Lecia Barker, professor in UT’s School of Information, recently received a $1 million grant from the National Science Foundation to increase women’s involvement in information technology.
Lecia Barker remembers the day in 1977 when she got caught in a loop — accidently programming a computer to do the same command over and over again. The result nowadays would be code repeating on a monitor, but in the 70s the mistake meant a printer streaming out the command on paper for her and her entire business programming class to see.
“It was embarrassing and shameful. I remember the shame and nobody to help me,” said Barker.
Today, Barker is helping to ensure that the support is there for women in information technology. She is a senior research scientist at the National Center for Women & Information Technology (NCWIT), a nonprofit that works to increase the presence of women in technology and computing — a field which is about 75 percent male, according to NCWIT.
“People tell boys that if they’re good at math they can be an engineer. For girls it just doesn’t come up as much. We send kids off in gendered ways.” — Lecia Barker, research professor at UT’s School of Information
Barker is also a research associate professor in the University of Texas at Austin’s School of Information, and the National Science Foundation recently awarded her a $1 million grant to fund programs and research that promote and support women in information technology and computer science. The grant is part of a larger $9 million sum awarded to NCWIT.

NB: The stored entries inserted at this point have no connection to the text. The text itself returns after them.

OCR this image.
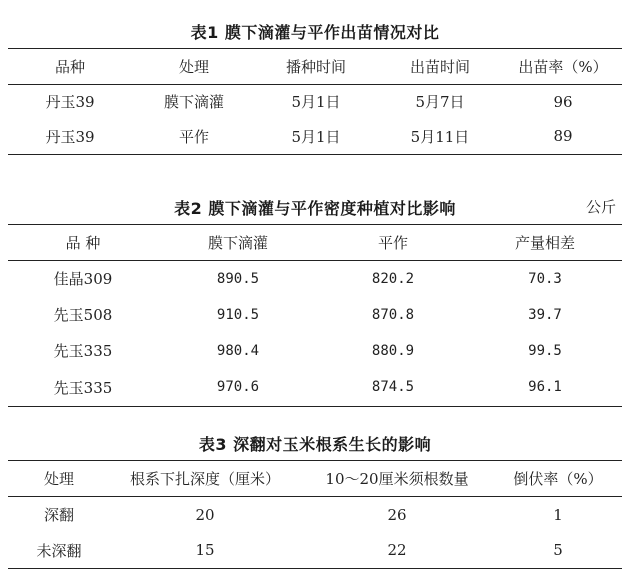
表1 膜下滴灌与平作出苗情况对比
品种	处理	播种时间	出苗时间	出苗率（%）
丹玉39	膜下滴灌	5月1日	5月7日	96
丹玉39	平作	5月1日	5月11日	89
表2 膜下滴灌与平作密度种植对比影响	公斤
品 种	膜下滴灌	平作	产量相差
佳晶309	890.5	820.2	70.3
先玉508	910.5	870.8	39.7
先玉335	980.4	880.9	99.5
先玉335	970.6	874.5	96.1
表3 深翻对玉米根系生长的影响
处理	根系下扎深度（厘米）	10～20厘米须根数量	倒伏率（%）
深翻	20	26	1
未深翻	15	22	5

An important aspect of the grant is that it will help fund the creation of more resources for the NCWIT, said Barker. The materials — ranging from short talking points and top-10 lists to in-depth reports and ready-made lesson plans — are free, and they aid in disseminating information to outreach organizations, teachers and employers.
Computer scientists are in high demand. At a spring 2010 job fair hosted by UT’s College of Natural Sciences, 87 percent of the companies in attendance sought to recruit computer science majors. And according to NCWIT, the number of job openings in computer specialist fields is expected to grow by over a million by 2020. But unfortunately, said Baker, many people simply don’t know much about the field.
“One of the biggest problems is we have a country where kids and the adults that influence them don’t know what computer science is,” said Baker. “In high school it’s always an elective and it’s usually not even considered against foreign language or orchestra.”
Women in particular are often underexposed to computer science because of gendered stereotypes and social expectation, said Baker, emphasizing subtle behavior that can nudge men and women toward different career paths.
“People tell boys that if they’re good at math they can be an engineer,” said Baker. “For girls it just doesn’t come up as much. We send kids off in gendered ways.”
Bri Connelly, the president of the UT student organization Women in Computer Science (WiCS), also says that the stereotype of the computer scientist as a solitary coder is an image that she thinks keeps women away from the field.
“There's a bad conception that computer science is not social, you work alone, and spend a lot of nights in the lab. This is so far from the truth,” said Connelly. “CS is a very collaborative area and the people are very creative and fun to work with. There is so much beyond sitting at a desk and writing code.”
Many of the resources provided by the NCWIT address the things Baker and Connelly point out, and clarify the role of computer science and what jobs in the field are actually like. Organizations like First Bytes and Girls Inc. are using NCWIT materials to help shape their own programs that expose girls to technology and computing, said Baker.
Members of WiCS also work to inspire an early interest in computer science by participating in the University of Texas Computer Science Roadshow, “a program where students visit K-12 schools to show them what computer science is like,” said Connelly. The group also works to support each other with their Nell Dale Mentorship program, in which every freshman woman is assigned a mentor to guide her through her first years in the program.
“Most of the time you don't notice that you're one of very few women in your field. But sometimes you do,” said Connelly. “It's important to have a community that's there for all the women in computing to remind them that they belong.”
NCWIT’s support of women in computer science and technology extends into college and the workforce, said Baker. A major program is Pacesetters, a campaign which calls for senior university executives and corporations to commit to increase recruitment of women within their respective organizations. Companies supporting the Pacesetters initiative include IBM, Google and Microsoft.
“The motto of the NCWIT is 50:50 by 2020,” said Barker, referring to equality in men and women graduating in computer science, entering the computer science workforce and creating innovations.
“I think it's completely possible,” said Connelly about the “50:50 by 2020” goal. “Harvey Mudd [College in Claremont, Calif.] has already achieved this goal and I want UT to be next.”